En su obra Monadología, el filósofo racionalista y matemático alemán Wilhelm Leibniz (1646-1716) utiliza la palabra “mónada” (del griego “monadós”, unidad) para referirse a los componentes últimos de la realidad. Podríamos entenderlas como “átomos metafísicos”. Son substancias indivisibles y como tales no se han formado a partir de otros elementos más básicos ni pueden descomponerse.
La substancia
El Universo está compuesto por una infinidad de estas substancias independientes, diferentes unas de otras y con distinto nivel de perfección y grado de actividad. Son substancias inmateriales, a modo de mentes o almas, dotadas de capacidad para representarse el mundo, unas a otras.
Según su mayor o menor perfección, cada mónada representa o refleja las cosas de diferente modo. La mónada increada o Dios, representa total y perfectamente todo lo real.
La mónada humana (el alma humana) se representa conscientemente (apercepción) pero de forma imperfecta y así, hasta los seres inferiores como los minerales, cuyas fuerzas y tendencias serían simples representaciones obscuras de las cosas.
Las mónadas son sujetos independientes activos y sus actividades no están determinados causalmente por las demás pues la actividad de cada una descansa en sí misma.

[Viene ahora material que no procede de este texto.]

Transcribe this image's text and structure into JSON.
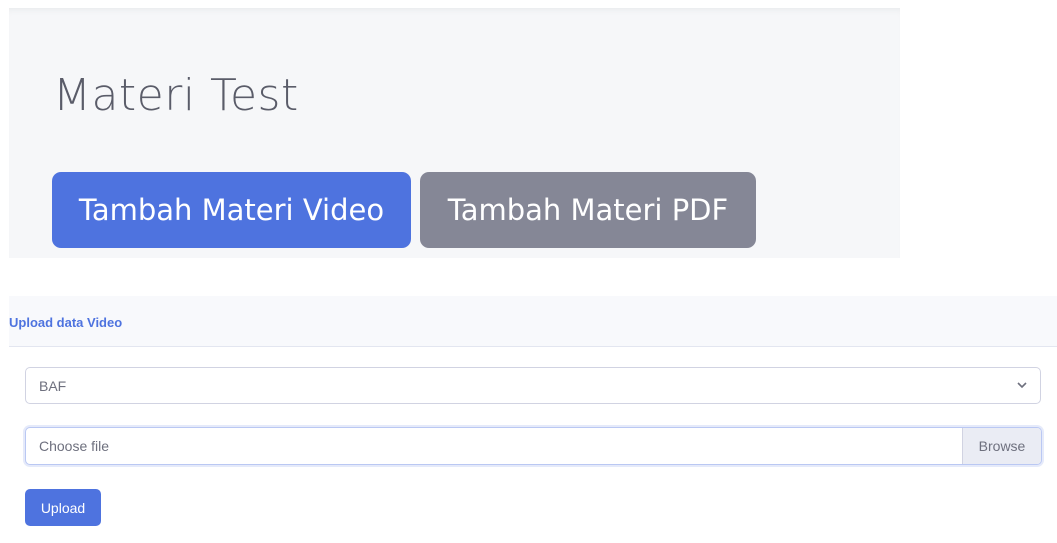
{
  "header": {
    "title": "Materi Test",
    "tabs": [
      {
        "label": "Tambah Materi Video",
        "active": true,
        "color": "#4e73df"
      },
      {
        "label": "Tambah Materi PDF",
        "active": false,
        "color": "#858796"
      }
    ]
  },
  "card": {
    "title": "Upload data Video",
    "select": {
      "value": "BAF",
      "icon": "chevron-down-icon"
    },
    "file": {
      "placeholder": "Choose file",
      "browse_label": "Browse"
    },
    "submit_label": "Upload"
  },
  "colors": {
    "primary": "#4e73df",
    "secondary": "#858796",
    "text": "#5a5c69"
  }
}
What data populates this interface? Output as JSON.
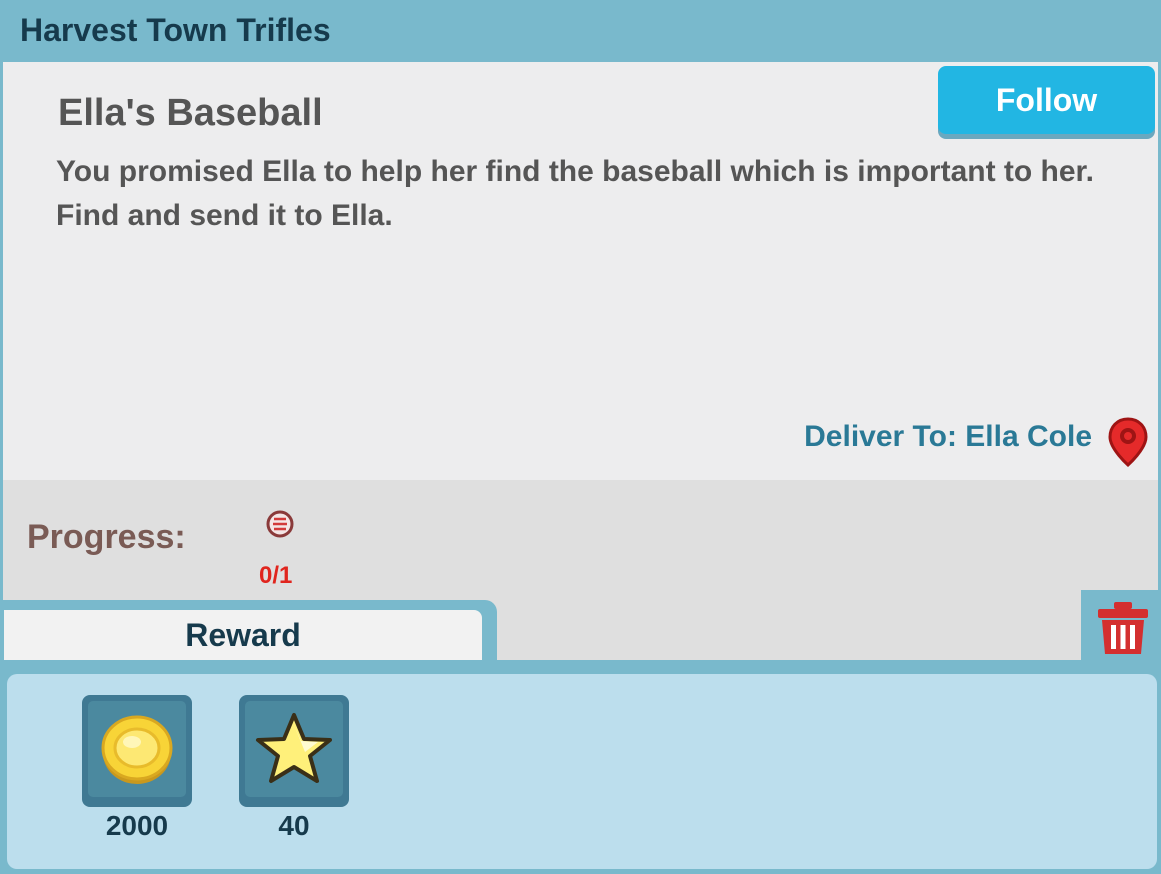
{
  "header": {
    "title": "Harvest Town Trifles"
  },
  "quest": {
    "title": "Ella's Baseball",
    "description": "You promised Ella to help her find the baseball which is important to her. Find and send it to Ella.",
    "follow_label": "Follow",
    "deliver_to": "Deliver To: Ella Cole"
  },
  "progress": {
    "label": "Progress:",
    "item_icon": "baseball-icon",
    "count": "0/1"
  },
  "tabs": {
    "reward_label": "Reward"
  },
  "rewards": [
    {
      "icon": "gold-coin-icon",
      "value": "2000"
    },
    {
      "icon": "star-icon",
      "value": "40"
    }
  ],
  "colors": {
    "header_bg": "#79b9cc",
    "follow_button": "#22b6e3",
    "progress_count": "#e0251e",
    "deliver_text": "#2a7996"
  }
}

Las mónadas como sujetos independientes activos
Sus actividades y cambios no están determinados causalmente por las demás pues la actividad de cada una descansa en sí misma. Dado que son simples y nada puede entrar o salir de ellas (Leibniz expresó esta idea con la famosa frase “las mónadas no tienen ventanas”), entre ellas no hay comunicación real y directa. Sin embargo, la experiencia parece sugerir un orden en el Universo y que las cosas interactúan unas con otras; para resolver este problema propuso una teoría.
La armonía preestablecida
Dios ha establecido una coherencia entre las actividades: Los cambios en una mónada corresponden a los de las otras mónadas. Es el caso por ejemplo, de las mónadas alma y cuerpo, que realmente no pueden interactuar pero parece que lo hacen (a mi deseo de mover el brazo le sigue el movimiento de esta parte de mi cuerpo): su funcionamiento es de aparente coherencia y compatibilidad de modo semejante al que ocurriría con dos relojes perfectamente construidos y ajustados que, independientemente, sin embargo, pueden marcar exactamente la misma hora. Así también, Dios habría dispuesto de tal modo las cosas que a cada actividad corporal le corresponda cuando sea el caso una actividad psíquica de la mónada-alma.